Di Basrah ia berguru kepada Muhammad bin’Abd Al-A’la Al-San’ani (w. 245 Hijriyah 859 Masehi), Muhammad bin Musa Al-Harasi (w. 248 Hijriyah 862 Masehi) dan Abu Al-‘As’as Ahmad bin Al-Miqdam (w. 253 Hijriyah 857 Masehi), dan Abu Al-Jawza’ Ahmad bin ‘Usman (w. 246 Hijriyah 860 Masehi). 

Khusus di bidang tafsir ia berguru kepada seorang Basrah Humayd bin Mas’adah dan Bisr bin Mu’az Al-‘Aqadi (w.akhir 245 Hijriyah 859-860 Masehi), meski sebelumnya pernah banyak menyerap pengetahuan tafsir dari seorang Kufah Hannad bin Al-Sari (w. 243 Hijriyah 857 Masehi).

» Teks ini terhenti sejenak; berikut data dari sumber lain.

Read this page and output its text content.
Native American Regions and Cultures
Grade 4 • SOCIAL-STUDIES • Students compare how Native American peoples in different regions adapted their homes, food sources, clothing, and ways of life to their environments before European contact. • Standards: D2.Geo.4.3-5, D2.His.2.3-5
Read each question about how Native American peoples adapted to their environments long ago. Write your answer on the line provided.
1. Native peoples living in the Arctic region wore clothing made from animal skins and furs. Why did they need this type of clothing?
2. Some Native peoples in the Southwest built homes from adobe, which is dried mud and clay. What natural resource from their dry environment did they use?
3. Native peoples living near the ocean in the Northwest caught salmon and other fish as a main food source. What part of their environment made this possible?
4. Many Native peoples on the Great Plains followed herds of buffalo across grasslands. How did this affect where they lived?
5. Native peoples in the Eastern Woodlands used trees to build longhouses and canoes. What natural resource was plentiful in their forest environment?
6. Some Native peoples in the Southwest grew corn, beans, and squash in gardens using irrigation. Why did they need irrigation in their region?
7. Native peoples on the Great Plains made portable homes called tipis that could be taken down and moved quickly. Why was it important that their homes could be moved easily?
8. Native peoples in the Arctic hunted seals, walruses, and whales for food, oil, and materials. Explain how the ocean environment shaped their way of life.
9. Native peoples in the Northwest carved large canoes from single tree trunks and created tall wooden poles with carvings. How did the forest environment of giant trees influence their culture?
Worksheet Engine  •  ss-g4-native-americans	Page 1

Setelah beberapa waktu di dua kota tersebut, kemudian kembali ke Baghdad dan menetap untuk waktu yang lama. Ia memusatkan perhatian pada qira’ah (cara baca) dan fiqh dengan bimbingan guru, seperti Ahmad bin Yusuf Al-Sa’labi, Al-Hasan Ibnu Muhammad Al-Sabbah Al-Za’farani dan Abi Sa’id al-Astakhari.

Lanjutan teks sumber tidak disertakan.